Published online by Cambridge University Press: 15 April 2020
To determine the efficacy, acceptability, and tolerability of second-generation antipsychotic drugs (SGAs) in anorexia nervosa.
We covered all randomized controlled trials (RCTs) comparing a pharmacotherapy with SGAs to placebo or no treatment in anorexia nervosa. Primary outcome was weight gain assessed by mean change in body mass index (BMI). Secondary outcomes were change of anorectic symptoms assessed by the Yale–Brown–Cornell Eating Disorders Scale (YBC-EDS) score and the Eating Disorders Inventory (EDI) score, and premature discontinuation of treatment. Using the random-effects model of Der-Simonian and Laired standardized mean differences based on Hedges's g and risk ratios were calculated.

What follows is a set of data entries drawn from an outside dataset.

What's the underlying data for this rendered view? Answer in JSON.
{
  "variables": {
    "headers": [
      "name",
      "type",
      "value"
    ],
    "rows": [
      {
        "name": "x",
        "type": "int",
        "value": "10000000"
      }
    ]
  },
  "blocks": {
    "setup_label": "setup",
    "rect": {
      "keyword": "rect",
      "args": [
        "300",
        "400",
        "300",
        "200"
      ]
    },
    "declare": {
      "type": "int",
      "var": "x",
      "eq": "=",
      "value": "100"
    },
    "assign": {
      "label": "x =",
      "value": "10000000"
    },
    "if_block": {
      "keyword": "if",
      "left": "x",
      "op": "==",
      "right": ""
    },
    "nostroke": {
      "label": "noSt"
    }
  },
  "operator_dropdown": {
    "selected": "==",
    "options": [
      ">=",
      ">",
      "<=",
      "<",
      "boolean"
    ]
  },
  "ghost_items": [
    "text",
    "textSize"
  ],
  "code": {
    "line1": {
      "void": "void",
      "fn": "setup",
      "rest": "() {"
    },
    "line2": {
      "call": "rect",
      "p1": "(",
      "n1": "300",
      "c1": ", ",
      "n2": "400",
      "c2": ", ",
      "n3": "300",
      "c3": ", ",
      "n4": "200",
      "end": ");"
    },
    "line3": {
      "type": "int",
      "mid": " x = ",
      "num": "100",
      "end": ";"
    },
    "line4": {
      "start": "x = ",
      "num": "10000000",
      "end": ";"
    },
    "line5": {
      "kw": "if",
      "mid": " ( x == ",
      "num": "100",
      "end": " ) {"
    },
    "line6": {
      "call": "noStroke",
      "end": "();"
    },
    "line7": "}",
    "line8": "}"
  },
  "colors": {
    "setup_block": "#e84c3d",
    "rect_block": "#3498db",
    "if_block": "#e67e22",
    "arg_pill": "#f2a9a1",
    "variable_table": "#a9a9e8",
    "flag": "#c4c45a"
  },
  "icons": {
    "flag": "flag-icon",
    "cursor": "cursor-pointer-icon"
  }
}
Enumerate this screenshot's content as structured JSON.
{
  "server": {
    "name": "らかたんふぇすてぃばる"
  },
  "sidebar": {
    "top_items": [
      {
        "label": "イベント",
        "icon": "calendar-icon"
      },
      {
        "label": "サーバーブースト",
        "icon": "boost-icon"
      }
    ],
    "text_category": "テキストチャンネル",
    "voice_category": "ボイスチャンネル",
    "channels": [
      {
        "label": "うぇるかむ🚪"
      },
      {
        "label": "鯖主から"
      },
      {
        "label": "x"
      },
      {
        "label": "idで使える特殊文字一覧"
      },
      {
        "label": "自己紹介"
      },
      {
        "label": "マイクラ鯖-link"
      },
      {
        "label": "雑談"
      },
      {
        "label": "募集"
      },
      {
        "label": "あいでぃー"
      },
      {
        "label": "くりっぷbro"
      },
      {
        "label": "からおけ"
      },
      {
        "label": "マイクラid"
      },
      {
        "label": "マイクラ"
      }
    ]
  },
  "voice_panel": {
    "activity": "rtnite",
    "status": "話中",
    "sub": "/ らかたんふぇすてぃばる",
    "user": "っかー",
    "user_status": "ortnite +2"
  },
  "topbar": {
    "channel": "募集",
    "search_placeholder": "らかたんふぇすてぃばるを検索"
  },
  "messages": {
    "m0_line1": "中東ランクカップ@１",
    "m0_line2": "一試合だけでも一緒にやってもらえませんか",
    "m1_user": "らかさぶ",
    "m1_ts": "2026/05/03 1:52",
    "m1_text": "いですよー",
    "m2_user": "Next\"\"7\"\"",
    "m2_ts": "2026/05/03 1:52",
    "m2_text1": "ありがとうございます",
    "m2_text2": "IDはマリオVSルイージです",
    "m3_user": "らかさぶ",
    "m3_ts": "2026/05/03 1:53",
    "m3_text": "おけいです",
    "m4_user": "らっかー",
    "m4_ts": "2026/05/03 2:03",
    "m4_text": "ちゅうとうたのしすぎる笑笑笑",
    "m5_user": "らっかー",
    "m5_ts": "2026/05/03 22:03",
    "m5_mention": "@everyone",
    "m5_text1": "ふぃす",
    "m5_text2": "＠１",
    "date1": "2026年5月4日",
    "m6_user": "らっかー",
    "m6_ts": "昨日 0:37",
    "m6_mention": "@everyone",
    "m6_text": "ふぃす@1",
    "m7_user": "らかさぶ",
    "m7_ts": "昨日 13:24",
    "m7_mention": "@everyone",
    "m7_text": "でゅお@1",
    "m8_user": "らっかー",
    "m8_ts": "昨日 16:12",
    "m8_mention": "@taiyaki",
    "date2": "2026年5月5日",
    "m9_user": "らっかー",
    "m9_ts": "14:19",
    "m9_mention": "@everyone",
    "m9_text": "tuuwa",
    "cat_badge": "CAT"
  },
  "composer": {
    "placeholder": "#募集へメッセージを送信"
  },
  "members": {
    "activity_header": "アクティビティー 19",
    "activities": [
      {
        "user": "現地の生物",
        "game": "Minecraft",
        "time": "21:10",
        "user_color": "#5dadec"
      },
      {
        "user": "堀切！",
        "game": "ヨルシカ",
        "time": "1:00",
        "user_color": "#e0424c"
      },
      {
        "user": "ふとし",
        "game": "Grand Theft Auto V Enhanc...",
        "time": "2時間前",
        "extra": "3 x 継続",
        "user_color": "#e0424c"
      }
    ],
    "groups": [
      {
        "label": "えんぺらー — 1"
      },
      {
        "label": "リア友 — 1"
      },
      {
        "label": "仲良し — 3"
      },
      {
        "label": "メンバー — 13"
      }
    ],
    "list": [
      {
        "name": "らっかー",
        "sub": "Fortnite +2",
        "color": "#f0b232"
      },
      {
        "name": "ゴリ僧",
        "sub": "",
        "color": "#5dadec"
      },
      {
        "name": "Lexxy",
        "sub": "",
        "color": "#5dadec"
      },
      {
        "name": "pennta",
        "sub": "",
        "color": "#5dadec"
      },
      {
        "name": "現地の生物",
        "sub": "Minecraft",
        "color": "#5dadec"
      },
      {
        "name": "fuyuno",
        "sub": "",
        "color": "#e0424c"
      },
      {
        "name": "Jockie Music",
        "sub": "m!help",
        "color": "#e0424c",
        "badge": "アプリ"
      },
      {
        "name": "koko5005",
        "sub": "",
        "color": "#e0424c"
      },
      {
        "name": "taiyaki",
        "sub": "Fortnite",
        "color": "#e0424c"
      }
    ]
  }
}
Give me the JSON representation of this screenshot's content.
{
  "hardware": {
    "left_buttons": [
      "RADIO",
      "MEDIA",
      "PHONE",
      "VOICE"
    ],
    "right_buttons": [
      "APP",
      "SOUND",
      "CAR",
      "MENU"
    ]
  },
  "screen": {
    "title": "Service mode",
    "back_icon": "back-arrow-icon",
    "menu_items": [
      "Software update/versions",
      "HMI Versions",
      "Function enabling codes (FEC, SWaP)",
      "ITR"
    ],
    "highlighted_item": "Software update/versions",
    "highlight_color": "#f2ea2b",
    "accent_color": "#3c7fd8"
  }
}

Seven RCTs investigating olanzapine (N=4), quetiapine (N=2), and risperidone (N=1) with 201 subjects were included. There was no significant between-group difference in mean BMI change when comparing the pooled group of SGA drugs with the pooled control group (N=6, n=152; Hedges's g=0.17, 95% CI: -0.14-0.48; p=0.28). None of the examined single SGAs was significantly superior to placebo/no treatment in achieving BMI gain. We found no significant between-group differences for all secondary outcomes with the exception of the EDI total score which decreased statistically significant more in the pooled control group. The antipsychotic medication was well tolerated.
Because of lacking evidence SGAs cannot be generally recommended in anorexia nervosa although some individuals or subgroups of patients might respond to an antipsychotic medication. Further research is needed to identify which anorectic patients could probably benefit from treatment with antipsychotic drugs. The medication with SGAs was well accepted and tolerated in anorectic patients.